Well, considering the life expectancy of an arena is typically in the 30-40 years of service range, Plan C will hopefully center on the location of the Ottawa Senators’ next home.
On if the team is in jeopardy:
“No, if you recall 10 years ago I was the only guy standing, there was no one else. People say "Oh you could get an equity buyer" or you could do this, I don't see anybody, I don't get any phone calls. Those people don't exist, but the best thing to do is you have to turn it around and just work the problem. That's what we've got to do we've got to work the problem and without — this is a price sensitive market and we need to be able to compete and we're doing everything we can to do that. But no, there's no jeopardy there.”
This sounds like a bit of an about-face on the possibility of sharing ownership with another individual. At the time that Hockey Central broke news that Melnyk was looking at possibly selling some stake of team and Bruce Garrioch reiterated to Hockey Central’s panel that Melnyk told him that ‘He’s not that kind of guy (to take on a partner).’
So far, everything that Hockey Central said back in October of 2012 has checked out, so why should we believe Melnyk when he says that no one has shown interest in coming on board as a minority owner now?

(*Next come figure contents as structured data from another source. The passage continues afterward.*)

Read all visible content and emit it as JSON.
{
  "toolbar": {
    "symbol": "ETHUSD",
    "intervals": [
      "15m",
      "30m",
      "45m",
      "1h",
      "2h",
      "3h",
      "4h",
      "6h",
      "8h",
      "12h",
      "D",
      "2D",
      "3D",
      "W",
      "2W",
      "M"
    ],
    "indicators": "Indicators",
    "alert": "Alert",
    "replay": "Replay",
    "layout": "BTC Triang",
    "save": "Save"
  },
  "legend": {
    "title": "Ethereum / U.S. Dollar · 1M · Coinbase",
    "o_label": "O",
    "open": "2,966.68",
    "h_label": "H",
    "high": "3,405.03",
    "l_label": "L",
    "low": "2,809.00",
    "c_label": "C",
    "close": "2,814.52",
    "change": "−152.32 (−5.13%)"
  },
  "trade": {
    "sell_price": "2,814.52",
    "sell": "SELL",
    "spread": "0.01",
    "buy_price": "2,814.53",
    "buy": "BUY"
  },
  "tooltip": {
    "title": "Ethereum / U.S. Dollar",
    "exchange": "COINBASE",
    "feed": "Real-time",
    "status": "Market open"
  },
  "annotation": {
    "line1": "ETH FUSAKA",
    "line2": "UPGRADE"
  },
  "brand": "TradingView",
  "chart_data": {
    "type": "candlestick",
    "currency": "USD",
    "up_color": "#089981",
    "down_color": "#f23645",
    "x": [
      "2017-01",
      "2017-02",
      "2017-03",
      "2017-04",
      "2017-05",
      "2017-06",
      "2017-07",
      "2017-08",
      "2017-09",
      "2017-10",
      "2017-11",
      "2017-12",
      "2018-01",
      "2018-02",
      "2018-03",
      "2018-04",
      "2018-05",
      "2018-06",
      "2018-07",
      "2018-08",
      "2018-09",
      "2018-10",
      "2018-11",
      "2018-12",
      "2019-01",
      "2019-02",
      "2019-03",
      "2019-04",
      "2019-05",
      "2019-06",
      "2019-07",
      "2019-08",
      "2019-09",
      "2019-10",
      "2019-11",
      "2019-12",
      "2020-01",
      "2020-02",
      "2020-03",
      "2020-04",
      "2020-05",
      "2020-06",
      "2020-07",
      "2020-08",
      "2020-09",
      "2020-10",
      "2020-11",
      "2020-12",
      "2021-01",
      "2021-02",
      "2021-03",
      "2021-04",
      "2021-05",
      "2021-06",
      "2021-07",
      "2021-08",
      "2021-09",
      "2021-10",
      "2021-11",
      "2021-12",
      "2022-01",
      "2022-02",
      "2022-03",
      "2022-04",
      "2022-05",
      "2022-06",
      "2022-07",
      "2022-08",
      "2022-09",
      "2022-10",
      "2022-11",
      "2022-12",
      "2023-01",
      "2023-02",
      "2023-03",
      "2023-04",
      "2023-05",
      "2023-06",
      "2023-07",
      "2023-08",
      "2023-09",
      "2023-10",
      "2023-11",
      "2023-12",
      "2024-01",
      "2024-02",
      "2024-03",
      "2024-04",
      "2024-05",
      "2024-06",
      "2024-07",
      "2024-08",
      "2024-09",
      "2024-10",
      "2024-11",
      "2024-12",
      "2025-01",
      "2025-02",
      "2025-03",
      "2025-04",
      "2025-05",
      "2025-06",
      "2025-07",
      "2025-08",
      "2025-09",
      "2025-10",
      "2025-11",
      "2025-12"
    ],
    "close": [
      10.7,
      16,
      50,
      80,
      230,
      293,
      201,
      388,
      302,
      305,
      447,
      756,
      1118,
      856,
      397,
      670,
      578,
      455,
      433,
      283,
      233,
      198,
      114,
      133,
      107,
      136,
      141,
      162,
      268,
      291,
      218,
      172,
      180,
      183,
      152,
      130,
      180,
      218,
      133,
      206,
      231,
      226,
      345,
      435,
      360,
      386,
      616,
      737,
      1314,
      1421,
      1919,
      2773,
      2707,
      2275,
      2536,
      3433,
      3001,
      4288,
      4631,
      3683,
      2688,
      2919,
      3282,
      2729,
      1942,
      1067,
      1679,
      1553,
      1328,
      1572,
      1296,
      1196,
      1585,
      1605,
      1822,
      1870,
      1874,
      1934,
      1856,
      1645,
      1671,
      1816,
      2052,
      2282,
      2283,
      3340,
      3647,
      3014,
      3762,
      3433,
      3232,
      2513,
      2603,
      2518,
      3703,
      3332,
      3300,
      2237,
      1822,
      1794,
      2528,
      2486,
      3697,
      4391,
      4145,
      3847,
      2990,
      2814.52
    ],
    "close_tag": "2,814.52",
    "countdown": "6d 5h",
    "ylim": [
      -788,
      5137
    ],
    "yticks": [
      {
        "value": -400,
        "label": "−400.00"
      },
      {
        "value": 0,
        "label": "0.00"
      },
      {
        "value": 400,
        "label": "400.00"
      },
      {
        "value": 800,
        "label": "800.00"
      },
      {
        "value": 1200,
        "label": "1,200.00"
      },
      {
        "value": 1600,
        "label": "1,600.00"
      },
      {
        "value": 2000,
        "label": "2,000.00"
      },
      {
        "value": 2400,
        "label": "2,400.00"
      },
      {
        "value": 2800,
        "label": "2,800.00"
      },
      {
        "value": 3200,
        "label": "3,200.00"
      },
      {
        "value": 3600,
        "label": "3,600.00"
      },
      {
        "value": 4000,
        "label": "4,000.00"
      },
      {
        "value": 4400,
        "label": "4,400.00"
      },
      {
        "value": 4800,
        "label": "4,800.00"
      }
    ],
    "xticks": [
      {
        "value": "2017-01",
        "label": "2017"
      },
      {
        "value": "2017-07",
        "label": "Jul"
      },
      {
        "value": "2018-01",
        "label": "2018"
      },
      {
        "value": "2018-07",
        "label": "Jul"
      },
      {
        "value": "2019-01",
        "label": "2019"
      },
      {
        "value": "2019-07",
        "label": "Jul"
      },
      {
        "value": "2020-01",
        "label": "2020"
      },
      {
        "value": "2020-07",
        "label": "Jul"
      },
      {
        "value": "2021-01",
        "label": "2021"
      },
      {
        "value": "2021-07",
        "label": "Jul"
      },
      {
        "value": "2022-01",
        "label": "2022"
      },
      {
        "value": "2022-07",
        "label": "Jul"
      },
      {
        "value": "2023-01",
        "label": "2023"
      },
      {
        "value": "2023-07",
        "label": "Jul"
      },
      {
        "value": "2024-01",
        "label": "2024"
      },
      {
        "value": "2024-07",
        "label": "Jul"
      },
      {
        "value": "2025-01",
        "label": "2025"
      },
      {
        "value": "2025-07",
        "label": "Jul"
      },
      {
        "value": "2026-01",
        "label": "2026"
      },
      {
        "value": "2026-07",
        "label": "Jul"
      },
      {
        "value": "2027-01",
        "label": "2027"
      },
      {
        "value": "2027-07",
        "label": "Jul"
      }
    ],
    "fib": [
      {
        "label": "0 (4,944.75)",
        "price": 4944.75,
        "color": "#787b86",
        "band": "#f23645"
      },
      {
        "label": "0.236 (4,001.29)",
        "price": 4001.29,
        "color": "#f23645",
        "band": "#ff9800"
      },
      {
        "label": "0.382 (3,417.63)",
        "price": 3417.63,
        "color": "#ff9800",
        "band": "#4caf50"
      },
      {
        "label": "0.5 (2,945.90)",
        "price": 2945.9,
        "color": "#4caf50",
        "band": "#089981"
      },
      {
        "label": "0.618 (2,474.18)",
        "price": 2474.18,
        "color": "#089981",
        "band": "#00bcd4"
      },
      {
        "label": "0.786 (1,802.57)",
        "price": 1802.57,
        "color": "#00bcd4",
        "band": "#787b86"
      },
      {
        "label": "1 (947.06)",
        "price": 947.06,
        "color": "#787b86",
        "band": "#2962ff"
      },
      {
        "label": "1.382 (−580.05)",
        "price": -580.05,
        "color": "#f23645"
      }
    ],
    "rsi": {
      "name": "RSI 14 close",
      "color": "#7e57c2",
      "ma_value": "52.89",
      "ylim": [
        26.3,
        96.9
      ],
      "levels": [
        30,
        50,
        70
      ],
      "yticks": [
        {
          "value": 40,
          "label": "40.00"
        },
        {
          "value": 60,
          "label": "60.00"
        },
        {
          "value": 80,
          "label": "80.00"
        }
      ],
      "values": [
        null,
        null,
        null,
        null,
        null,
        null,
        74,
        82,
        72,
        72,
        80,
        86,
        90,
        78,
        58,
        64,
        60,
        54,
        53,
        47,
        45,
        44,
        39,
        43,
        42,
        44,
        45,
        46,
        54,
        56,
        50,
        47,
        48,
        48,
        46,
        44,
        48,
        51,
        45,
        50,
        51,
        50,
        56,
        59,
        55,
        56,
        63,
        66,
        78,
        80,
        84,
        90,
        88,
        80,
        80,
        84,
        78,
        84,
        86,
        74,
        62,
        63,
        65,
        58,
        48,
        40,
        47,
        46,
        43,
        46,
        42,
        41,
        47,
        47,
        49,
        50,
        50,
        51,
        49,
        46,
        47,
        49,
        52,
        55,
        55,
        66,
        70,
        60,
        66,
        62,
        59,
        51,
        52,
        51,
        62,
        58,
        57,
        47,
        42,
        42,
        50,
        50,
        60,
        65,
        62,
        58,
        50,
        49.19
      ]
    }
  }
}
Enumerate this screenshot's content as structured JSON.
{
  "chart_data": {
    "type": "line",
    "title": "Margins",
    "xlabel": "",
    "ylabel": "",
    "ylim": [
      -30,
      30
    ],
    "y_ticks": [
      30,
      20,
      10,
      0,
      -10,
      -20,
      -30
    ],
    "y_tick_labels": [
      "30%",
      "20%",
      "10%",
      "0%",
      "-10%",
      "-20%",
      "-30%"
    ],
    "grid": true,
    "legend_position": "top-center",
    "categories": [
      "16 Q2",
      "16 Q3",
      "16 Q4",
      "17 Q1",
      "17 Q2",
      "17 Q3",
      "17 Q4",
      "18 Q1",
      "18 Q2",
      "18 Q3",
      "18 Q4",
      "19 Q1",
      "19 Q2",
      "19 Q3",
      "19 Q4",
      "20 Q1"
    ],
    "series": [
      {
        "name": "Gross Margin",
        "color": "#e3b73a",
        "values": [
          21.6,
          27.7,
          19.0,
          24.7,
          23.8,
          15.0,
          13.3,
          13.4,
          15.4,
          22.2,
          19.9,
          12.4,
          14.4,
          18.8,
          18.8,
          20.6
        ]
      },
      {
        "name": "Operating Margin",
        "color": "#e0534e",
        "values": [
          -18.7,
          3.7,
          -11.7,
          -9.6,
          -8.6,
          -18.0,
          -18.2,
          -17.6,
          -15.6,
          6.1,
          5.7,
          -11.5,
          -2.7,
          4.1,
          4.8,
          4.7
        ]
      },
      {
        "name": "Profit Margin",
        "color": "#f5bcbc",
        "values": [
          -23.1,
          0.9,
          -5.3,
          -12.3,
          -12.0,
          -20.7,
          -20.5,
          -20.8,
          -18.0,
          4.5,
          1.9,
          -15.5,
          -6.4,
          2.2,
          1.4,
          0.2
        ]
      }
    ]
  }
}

Even at the time, Melnyk may have been the last one standing but he was far from the only one who showed interest. He may continue to try and build up equity in the fan base by portraying himself as the white knight who saved the franchise, but we can’t pretend like he was the only one who was interested. Nelson Peltz, described as a notorious tire-kicker by Elliotte Friedman, was another prospective buyer.
Having attended a Senators game during the preliminary process, Bettman said of Peltz at the time, “This doesn't mean anything is imminent and I really don't want you to think something is going to happen just because he's here. He's taking a look at (the Senators), but he's not the only one."